After becoming Athletic Director in 1968, Don Canham addressed the issue of low ticket sales by quadrupling the number of families receiving the season ticket mailer, from 100,000 to 400,000.[1] In the mailers, Canham not only promoted the games but also the “spectacle of college football.”[2] The mailers included tailgating recipes and tips for parking. In an effort to promote football Saturday as a “family day on campus,”[3]  the mailers targeted the women of the household, explaining that they held the authority over the family’s activities each weekend. If the mailers could convince mothers and wives to attend Michigan games, Canham argued, “they were home free.” [4] The athletic department also included opportunities to purchase souvenirs from coffee mugs to sweatshirts, in the season ticket mailers. These souvenir coupons provided tremendous revenue to the athletic department.

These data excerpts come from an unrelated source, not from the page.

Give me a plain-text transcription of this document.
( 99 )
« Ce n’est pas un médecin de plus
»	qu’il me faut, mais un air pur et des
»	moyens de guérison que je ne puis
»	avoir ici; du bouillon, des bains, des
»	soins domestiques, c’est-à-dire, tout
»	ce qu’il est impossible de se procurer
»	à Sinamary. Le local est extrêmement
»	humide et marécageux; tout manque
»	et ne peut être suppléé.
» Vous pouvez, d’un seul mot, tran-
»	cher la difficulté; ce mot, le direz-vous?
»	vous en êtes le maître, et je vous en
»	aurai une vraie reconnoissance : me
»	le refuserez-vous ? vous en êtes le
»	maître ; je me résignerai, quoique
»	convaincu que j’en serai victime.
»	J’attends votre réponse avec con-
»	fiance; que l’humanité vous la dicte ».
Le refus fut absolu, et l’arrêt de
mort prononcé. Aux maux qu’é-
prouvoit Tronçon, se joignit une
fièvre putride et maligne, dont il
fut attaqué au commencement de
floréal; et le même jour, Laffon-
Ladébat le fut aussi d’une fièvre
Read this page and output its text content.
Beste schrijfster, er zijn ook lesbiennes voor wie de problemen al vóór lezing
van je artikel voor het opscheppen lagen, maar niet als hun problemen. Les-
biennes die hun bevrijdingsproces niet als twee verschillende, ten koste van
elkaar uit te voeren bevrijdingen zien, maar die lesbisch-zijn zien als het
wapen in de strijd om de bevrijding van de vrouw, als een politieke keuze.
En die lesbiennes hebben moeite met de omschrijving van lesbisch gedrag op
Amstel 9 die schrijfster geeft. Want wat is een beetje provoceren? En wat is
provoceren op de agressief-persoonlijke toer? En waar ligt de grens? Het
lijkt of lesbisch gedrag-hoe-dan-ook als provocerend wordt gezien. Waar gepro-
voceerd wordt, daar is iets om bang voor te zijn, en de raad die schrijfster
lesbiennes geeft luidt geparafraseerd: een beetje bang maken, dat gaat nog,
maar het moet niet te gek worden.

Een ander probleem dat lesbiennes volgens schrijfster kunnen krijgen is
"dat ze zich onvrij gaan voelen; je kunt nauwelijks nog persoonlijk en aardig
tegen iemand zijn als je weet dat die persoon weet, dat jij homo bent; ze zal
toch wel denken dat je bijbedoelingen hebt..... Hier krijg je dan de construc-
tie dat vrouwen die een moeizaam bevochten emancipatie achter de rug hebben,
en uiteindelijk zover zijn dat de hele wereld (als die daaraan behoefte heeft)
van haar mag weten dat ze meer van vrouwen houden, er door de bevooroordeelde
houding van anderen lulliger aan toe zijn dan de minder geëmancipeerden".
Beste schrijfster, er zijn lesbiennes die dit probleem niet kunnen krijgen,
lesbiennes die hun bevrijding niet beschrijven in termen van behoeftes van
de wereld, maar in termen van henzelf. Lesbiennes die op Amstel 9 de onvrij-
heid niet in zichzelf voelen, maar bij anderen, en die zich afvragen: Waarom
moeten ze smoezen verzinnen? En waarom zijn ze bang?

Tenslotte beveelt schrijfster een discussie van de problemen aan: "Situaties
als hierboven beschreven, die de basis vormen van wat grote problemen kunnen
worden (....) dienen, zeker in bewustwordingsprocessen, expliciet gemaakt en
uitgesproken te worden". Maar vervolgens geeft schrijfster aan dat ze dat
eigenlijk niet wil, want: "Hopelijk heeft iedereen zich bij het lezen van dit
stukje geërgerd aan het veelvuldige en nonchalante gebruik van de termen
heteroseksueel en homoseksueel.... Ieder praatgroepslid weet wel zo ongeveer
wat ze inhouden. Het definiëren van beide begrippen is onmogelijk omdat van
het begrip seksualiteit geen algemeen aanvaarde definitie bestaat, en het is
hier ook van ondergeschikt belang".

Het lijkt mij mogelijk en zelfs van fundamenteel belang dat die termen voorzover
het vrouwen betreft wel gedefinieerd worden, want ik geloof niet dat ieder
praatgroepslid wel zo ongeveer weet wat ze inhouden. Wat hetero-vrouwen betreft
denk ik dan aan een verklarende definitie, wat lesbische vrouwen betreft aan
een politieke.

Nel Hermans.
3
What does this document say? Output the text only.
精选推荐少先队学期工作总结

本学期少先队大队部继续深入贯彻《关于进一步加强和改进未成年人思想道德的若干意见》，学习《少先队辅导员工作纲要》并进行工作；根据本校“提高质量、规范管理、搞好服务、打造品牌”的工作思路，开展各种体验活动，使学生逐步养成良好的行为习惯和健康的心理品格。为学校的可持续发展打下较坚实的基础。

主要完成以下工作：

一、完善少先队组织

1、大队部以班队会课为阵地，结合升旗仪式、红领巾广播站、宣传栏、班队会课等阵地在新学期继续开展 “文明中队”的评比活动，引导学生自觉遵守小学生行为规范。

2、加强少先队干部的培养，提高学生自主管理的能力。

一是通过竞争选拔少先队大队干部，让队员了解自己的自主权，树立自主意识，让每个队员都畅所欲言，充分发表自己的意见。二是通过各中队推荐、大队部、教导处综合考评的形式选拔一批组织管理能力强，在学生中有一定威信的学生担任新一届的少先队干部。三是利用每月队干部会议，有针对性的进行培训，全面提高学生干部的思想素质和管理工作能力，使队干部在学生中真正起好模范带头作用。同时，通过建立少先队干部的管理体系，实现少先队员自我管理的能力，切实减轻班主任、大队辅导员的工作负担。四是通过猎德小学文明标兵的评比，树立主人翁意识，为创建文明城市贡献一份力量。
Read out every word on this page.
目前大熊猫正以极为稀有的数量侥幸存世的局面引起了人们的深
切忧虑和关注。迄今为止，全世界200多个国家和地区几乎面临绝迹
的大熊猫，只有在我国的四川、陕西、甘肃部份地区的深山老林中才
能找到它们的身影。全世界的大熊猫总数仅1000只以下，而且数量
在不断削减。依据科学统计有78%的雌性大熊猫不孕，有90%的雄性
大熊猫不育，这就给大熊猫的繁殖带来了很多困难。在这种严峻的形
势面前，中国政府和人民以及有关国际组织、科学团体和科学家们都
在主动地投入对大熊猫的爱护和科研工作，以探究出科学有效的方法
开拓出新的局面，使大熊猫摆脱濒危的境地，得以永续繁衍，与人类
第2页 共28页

In the early 1970s the athletic department sent out nearly 1.7 million mailers, encouraging fans to purchase season tickets. The days of wondering whether they were going to “have to start planting shrubs”[5] to fill empty seats in Michigan Stadium are long gone, as the Wolverines continue to draw hundreds of thousands of fans to games. In 2014, however, higher student season ticket prices led to a decrease in attendance. In 2015, though, the hiring of current football coach Jim Harbaugh along with reduced ticket prices, allowed U-M to reclaim its crown as the school with the highest average attendance.[6] And this success remains, according to Canham himself, because of the contents of the season-ticket mailers.[7]



[1] Canham, Don B., and Larry Paladino. From the Inside: A Half-century of Michigan Athletics. Ann Arbor, MI: Olympia Sports, 1996. Print.

[2] Ibid., p. 110.

[3] 1974 Season ticket mailer Promotional Materials box 2., Donald B. Canham Papers, University of Michigan Bentley Historical Library, Ann Arbor, MI.

[4] “Marketing Michigan,” Speeches, box 3., Donald B. Canham Papers, University of Michigan Bentley Historical Library, Ann Arbor, MI.

[5] Detroit News Magazine.

[6] Snyder, Mark. "Michigan Regains Football Attendance Crown." Detroit Free Press. Gannett Media, 18 Dec. 2015. Web. 22 June 2017.

[7] “Marketing Michigan,” Speeches, box 3., Donald B. Canham Papers, University of Michigan Bentley Historical Library, Ann Arbor, MI.